I was born and raised in New Orleans. It’s a unique place with all of its idiosyncratic norms, cultural icons, food, and sayings. One of them is what we in New Orleans call the “neutral ground”. What the rest of the world might call median–the grassy area between two streets/roads–we call neutral ground. It was various neutral grounds in which I recollect many delightful childhood events, picnic gatherings, kite-flying, touch football games, and walking alongside streetcar tracks on St. Charles Avenue. The neutral ground of my growing up years was a place of life and friendship.

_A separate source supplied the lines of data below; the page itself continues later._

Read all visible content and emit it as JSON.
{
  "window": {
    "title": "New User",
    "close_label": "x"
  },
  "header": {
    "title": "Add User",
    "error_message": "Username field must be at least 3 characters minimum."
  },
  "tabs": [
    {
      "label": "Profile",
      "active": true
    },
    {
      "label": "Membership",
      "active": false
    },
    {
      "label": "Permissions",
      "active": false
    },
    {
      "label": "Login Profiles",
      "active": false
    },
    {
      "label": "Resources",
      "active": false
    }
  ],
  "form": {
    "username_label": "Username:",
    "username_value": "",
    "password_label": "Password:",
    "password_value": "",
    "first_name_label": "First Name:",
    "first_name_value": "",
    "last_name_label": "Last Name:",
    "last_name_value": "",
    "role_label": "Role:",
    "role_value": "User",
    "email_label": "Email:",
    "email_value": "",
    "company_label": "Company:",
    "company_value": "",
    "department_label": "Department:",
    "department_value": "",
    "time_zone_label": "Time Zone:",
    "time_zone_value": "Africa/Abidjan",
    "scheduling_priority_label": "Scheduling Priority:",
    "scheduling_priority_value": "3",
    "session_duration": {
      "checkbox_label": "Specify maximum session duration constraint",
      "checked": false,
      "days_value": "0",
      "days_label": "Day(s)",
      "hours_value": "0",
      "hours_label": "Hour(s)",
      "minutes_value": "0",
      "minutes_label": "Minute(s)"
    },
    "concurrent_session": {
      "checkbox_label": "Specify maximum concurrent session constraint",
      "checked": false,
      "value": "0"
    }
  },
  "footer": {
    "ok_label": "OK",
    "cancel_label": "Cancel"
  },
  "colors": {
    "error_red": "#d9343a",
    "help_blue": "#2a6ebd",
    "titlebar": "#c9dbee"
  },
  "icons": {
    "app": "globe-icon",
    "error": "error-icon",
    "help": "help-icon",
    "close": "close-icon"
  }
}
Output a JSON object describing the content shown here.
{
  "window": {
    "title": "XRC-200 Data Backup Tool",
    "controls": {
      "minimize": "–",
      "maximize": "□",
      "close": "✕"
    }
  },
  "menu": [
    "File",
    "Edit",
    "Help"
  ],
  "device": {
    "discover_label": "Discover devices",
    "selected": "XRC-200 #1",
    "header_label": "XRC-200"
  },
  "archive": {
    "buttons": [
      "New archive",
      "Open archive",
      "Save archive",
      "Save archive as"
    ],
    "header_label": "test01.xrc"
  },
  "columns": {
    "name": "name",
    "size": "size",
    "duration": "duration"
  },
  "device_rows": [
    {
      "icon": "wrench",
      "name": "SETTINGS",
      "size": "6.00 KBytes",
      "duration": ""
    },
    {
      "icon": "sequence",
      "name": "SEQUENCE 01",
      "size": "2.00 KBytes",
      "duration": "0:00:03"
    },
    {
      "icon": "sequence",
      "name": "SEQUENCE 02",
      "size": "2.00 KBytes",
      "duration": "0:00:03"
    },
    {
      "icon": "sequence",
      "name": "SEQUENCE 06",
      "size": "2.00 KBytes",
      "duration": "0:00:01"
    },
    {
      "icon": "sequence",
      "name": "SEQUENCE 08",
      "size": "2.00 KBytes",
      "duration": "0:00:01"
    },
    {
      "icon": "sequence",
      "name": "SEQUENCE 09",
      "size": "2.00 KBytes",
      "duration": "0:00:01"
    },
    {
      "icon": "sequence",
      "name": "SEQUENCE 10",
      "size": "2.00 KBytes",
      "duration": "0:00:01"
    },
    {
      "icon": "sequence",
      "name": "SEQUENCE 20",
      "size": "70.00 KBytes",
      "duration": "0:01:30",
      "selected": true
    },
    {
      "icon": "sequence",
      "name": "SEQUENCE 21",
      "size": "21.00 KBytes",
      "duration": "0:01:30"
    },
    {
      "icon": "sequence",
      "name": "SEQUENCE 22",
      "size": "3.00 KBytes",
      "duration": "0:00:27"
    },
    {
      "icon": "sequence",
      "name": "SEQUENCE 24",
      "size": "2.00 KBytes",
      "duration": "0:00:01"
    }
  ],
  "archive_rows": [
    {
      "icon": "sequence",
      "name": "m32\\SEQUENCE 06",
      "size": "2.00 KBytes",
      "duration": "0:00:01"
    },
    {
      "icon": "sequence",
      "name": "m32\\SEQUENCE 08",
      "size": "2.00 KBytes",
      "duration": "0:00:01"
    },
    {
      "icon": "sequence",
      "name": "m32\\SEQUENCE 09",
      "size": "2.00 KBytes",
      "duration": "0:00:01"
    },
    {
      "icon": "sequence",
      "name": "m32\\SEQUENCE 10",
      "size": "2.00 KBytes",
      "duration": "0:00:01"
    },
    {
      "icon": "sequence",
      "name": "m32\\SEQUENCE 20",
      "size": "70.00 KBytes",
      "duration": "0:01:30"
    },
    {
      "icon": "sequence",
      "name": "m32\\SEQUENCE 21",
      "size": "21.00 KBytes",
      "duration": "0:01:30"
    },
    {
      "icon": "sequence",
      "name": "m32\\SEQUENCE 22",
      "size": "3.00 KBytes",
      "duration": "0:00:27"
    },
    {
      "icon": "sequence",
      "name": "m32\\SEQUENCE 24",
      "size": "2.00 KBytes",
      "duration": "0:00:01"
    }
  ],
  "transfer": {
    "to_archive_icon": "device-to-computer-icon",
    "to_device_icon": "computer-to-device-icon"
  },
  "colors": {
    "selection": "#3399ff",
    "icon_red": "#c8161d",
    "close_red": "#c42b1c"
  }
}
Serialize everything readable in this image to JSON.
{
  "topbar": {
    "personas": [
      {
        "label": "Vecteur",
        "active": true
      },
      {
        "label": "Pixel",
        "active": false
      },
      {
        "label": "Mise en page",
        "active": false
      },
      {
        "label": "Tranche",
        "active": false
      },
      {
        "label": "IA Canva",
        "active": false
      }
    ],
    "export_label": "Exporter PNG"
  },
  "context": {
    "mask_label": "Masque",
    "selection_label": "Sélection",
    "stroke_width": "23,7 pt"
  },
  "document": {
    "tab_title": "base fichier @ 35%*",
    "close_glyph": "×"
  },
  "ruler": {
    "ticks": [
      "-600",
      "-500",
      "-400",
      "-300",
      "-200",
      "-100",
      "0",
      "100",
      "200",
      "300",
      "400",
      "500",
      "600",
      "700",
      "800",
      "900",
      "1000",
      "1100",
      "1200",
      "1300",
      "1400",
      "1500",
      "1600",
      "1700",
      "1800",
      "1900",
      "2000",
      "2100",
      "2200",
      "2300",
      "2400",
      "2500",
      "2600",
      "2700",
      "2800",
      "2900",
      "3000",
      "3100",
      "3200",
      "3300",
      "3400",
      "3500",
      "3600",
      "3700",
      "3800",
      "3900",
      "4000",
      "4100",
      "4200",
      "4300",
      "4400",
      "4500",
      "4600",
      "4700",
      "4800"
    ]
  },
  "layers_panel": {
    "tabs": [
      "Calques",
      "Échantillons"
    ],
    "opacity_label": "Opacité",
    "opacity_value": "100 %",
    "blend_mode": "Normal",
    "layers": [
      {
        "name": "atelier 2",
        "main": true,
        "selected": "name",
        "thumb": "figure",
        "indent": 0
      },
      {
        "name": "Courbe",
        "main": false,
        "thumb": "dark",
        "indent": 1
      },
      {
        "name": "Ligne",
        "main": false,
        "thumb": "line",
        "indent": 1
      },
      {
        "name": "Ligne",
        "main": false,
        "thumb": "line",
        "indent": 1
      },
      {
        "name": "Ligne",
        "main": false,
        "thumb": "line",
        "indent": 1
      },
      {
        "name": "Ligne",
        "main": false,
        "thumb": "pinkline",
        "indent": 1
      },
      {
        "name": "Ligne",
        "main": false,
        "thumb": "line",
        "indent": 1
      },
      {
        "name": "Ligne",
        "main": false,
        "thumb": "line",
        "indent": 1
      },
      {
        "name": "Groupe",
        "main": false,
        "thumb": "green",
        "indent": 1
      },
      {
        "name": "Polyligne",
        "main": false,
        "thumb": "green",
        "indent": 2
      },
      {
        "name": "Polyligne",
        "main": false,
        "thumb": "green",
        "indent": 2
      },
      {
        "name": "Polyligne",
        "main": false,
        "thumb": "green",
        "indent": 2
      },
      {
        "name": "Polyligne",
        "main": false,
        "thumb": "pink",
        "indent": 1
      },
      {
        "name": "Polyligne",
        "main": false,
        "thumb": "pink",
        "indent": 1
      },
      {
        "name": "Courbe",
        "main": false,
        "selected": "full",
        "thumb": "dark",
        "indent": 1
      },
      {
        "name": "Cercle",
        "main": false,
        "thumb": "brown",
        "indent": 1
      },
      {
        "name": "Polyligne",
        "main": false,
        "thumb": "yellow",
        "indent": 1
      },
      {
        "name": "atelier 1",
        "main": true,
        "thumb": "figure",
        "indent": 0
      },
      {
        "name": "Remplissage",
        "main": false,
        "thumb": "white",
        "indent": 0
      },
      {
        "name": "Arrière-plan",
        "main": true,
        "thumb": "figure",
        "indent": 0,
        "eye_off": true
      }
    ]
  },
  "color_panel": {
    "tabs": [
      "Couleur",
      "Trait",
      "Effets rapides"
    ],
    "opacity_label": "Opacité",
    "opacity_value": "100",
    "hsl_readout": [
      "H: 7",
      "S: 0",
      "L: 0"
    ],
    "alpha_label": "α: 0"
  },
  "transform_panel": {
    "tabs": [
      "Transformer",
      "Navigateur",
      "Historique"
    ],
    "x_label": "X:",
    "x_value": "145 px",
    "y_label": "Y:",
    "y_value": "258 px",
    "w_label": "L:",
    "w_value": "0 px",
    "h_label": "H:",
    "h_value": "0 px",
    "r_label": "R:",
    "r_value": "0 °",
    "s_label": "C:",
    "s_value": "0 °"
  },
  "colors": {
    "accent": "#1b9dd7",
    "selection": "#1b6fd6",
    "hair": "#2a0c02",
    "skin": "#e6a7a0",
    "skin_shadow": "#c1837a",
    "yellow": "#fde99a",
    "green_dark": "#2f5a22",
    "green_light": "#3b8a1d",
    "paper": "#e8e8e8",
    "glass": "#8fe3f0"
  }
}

Yet, according to columnist Richard Campanella of The Times-Picayune (October 2013), the phrase “neutral ground” originated not for life and friendship, but for “Cultural differences between the Creole and Anglo populations, each of which developed alliances with various immigrant groups, led to economic and political tensions, which in turn led to a draconian solution: instead of learning to get along, why not get a divorce? New Orleans in 1836 thus divided itself into three semi-autonomous municipalities, each with its own council, police, schools, port, services and amenities, ostensibly united under a single mayor and a general council. Each even had its own seal.
In 19th Century New Orleans, Canal Street served as a dividing line between Anglo- and Creole-dominated municipalities. Locals semi-jokingly called the spacious Canal Street median a “neutral ground” between the rival ethnicities, borrowing an old colonial-era term for disputed regions between imperial claims. The term caught on and is now used to describe medians citywide.”
Here in 2018 America, it seems to me that we have regressed and are living back in time when neutral grounds metaphorically serve as borders, walls, barriers, dividing lines within politics, race relations, religious discourse, gender conversations, and in many other segments of society.
In the midst of this current climate, I long for the kind of neutral ground of my childhood–a place for welcome, conversation, compromise, fun, and friendship. Where there are picnics and gatherings. Where kites are flown and football played. Where people of all colors, socio-economic backgrounds, neighborhoods, and faiths come together in shared community.
It might feel like today’s neutral ground is just like New Orleans of 175 years ago–a harsh and lifeless place littered with bigotry, darkness, fear, racism, resentment, discontent, and intransigence. But . . . I choose to move towards a familiar and better kind of neutral ground that offers life and friendship for whoever wants to join me.